Plan-and-Execute Agents

4 min read

TL;DR: We’re introducing a new type of agent executor, which we’re calling “Plan-and-Execute”. This is to contrast against the previous types of agent we supported, which we’re calling “Action” agents. Plan-and-Execute agents are heavily inspired by BabyAGI and the recent Plan-and-Solve paper. We think Plan-and-Execute is great for more complex long term planning, at the cost of more calls to the language model. We're putting the initial version of this in the experimental module as we expect rapid changes.

Links:

Up until now, all agents in LangChain followed the framework pioneered by the ReAct paper. Let’s call these “Action Agents”. The algorithm for these can roughly be expressed in the following pseudo-code:

  • Some user input is received
  • The agent decides which tool - if any - to use, and what the input to that tool should be
  • That tool is then called with that tool input, and an observation is recorded (this is just the output of calling that tool with that tool input)
  • That history of tool, tool input, and observation is passed back into the agent, and it decides what step to take next
  • This is repeated until the agent decides it no longer needs to use a tool, and then it responds directly to the user.

This style has worked well up until now, but several things are changing which present some cracks in this algorithm:

  • User objectives are becoming more complex
  • Developers and organizations are starting to rely on agents in production

These have the dual effects of wanting agentic systems to be able to handle more complex requests yet also be more reliable. These two factors are combining to rapidly cause prompt sizes to increase:

  • As objectives are more complex, more and more past history is being included to keep the agent focused on the final objective while also allowing it to remember and reason about previous steps
  • As developers try to increase reliability they are including more instructions around how to use tools

The need for increasingly complex abilities and increased reliability are causing issues when working with most language models.

Plan-and-Execute Implementation

In that vein we’ve seen a new style of agent frameworks pop up.
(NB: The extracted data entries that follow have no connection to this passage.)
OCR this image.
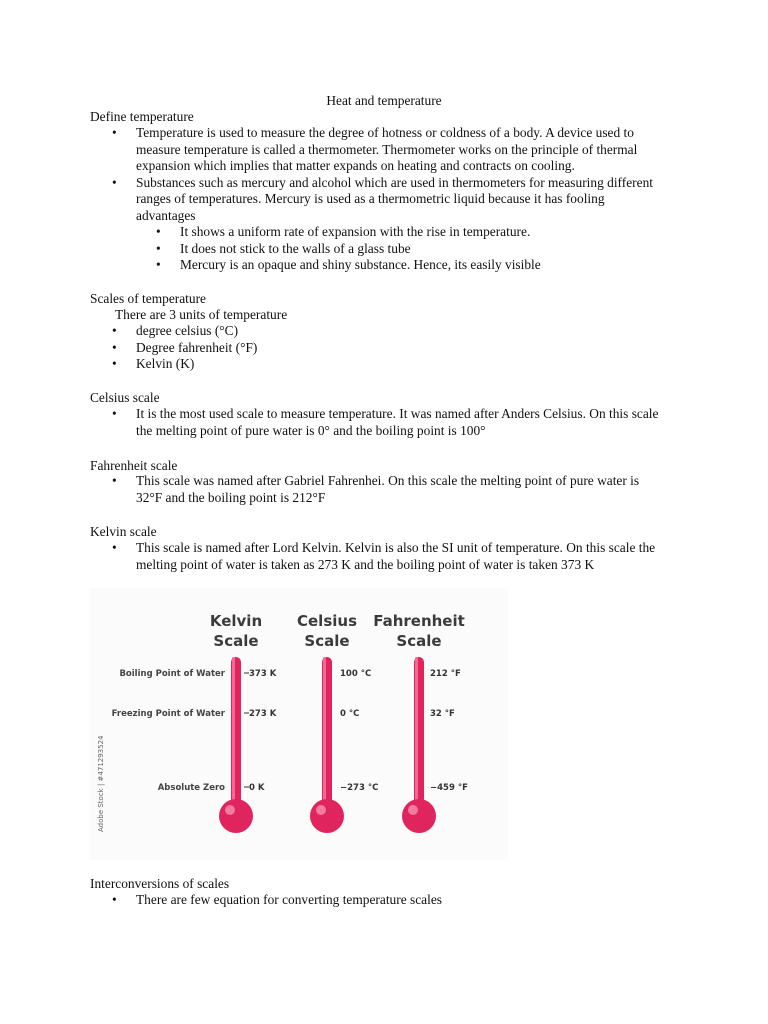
Heat and temperature
Define temperature
• Temperature is used to measure the degree of hotness or coldness of a body. A device used to
measure temperature is called a thermometer. Thermometer works on the principle of thermal
expansion which implies that matter expands on heating and contracts on cooling.
• Substances such as mercury and alcohol which are used in thermometers for measuring different
ranges of temperatures. Mercury is used as a thermometric liquid because it has fooling
advantages
• It shows a uniform rate of expansion with the rise in temperature.
• It does not stick to the walls of a glass tube
• Mercury is an opaque and shiny substance. Hence, its easily visible
Scales of temperature
There are 3 units of temperature
• degree celsius (°C)
• Degree fahrenheit (°F)
• Kelvin (K)
Celsius scale
• It is the most used scale to measure temperature. It was named after Anders Celsius. On this scale
the melting point of pure water is 0° and the boiling point is 100°
Fahrenheit scale
• This scale was named after Gabriel Fahrenhei. On this scale the melting point of pure water is
32°F and the boiling point is 212°F
Kelvin scale
• This scale is named after Lord Kelvin. Kelvin is also the SI unit of temperature. On this scale the
melting point of water is taken as 273 K and the boiling point of water is taken 373 K
Adobe Stock | #471293524
Kelvin
Scale
Celsius
Scale
Fahrenheit
Scale
Boiling Point of Water
Freezing Point of Water
Absolute Zero
373 K
273 K
0 K
100 °C
0 °C
−273 °C
212 °F
32 °F
−459 °F
Interconversions of scales
• There are few equation for converting temperature scales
These agent frameworks attempt to separate higher level planning from shorter term execution. Specifically, they first plan steps to take, and then iteratively execute on those steps. There are of course a few interesting variants on this core algorithm (which we can talk about later). The pseudo-code for these agents, which we’re calling “Plan-and-Execute” agents, looks like:

  • Plan steps to take
  • For step in steps: determine the proper tools or other best course of action to accomplish that step

This is the core agent framework which is implemented in Python and TypeScript. This agent framework relies on two things: a planner and an executor.

Let’s talk about the planner first. This almost always should be a language model. This will utilize the language model’s reasoning ability to plan out what to do and deal with ambiguity/edge cases. We can add on an output parser at the end to parse the raw LLM output into a list of strings (each string being a step).

Now let’s talk about the executor. In our initial implementation we’ve made this an Action Agent. This allows for the executor agent to take in a high level objective (a single step) and figure out which tools to use to accomplish that (could be done in one step or two).

This approach has several benefits. It separates out planning from execution - this allows one LLM to focus exclusively on planning, and another to focus on execution. This allows for more reliability on both fronts. This also makes it easier in the future to swap out these components for smaller fine tuned models. The major downside of this approach is that it takes a lot more calls. However, due to the separation of concerns we’re hopeful that these calls can be to smaller (and therefore faster and cheaper) models.

Future Directions

We think this is just the start of plan-and-execute agents. Future directions include:

  • Better support for long sequences of steps. Right now the previous steps are passed around as a list - as planning steps getting longer and longer, we’ll want to store this in a vectorstore and retrieve intermediate steps
  • Revisiting plans. Right now there is one planning step at the start, but then that is never revisited. It is likely we will want to have some mechanism for revisiting and adjusting the plan, either every step or as needed.
  • Evaluation. Right now, a lot of these improvements are largely theoretical, or at the very least not benchmarked. We hope to have more rigorous ways of evaluating agent frameworks.
  • Selection of execution chain. Right now, there is a single execution chain. It could easily be the case that you would want multiple execution chains, and the planner can specify which one to use. For example, if you have one execution chain optimized for web research, one for analysis, etc.

It should be noted that for many of these future directions we can draw inspiration from existing work. For example, BabyAGI already uses a vectorstore to store intermediate steps and also revisits planning each iteration. The Plan-and-Solve paper does more rigorous evaluation of outputs with benchmarks.

Conclusion

We were really excited to see this new agent paradigm pop up in BabyAGI (we highlighted this as one of the big differentiators in our post a few weeks ago). We were equally excited to see the Plan-and-Solve paper emerge as a rigorous evaluation of similar ideas. We look forward to seeing how the Plan-and-Execute approach evolves - try it out here (Python) or here (JS).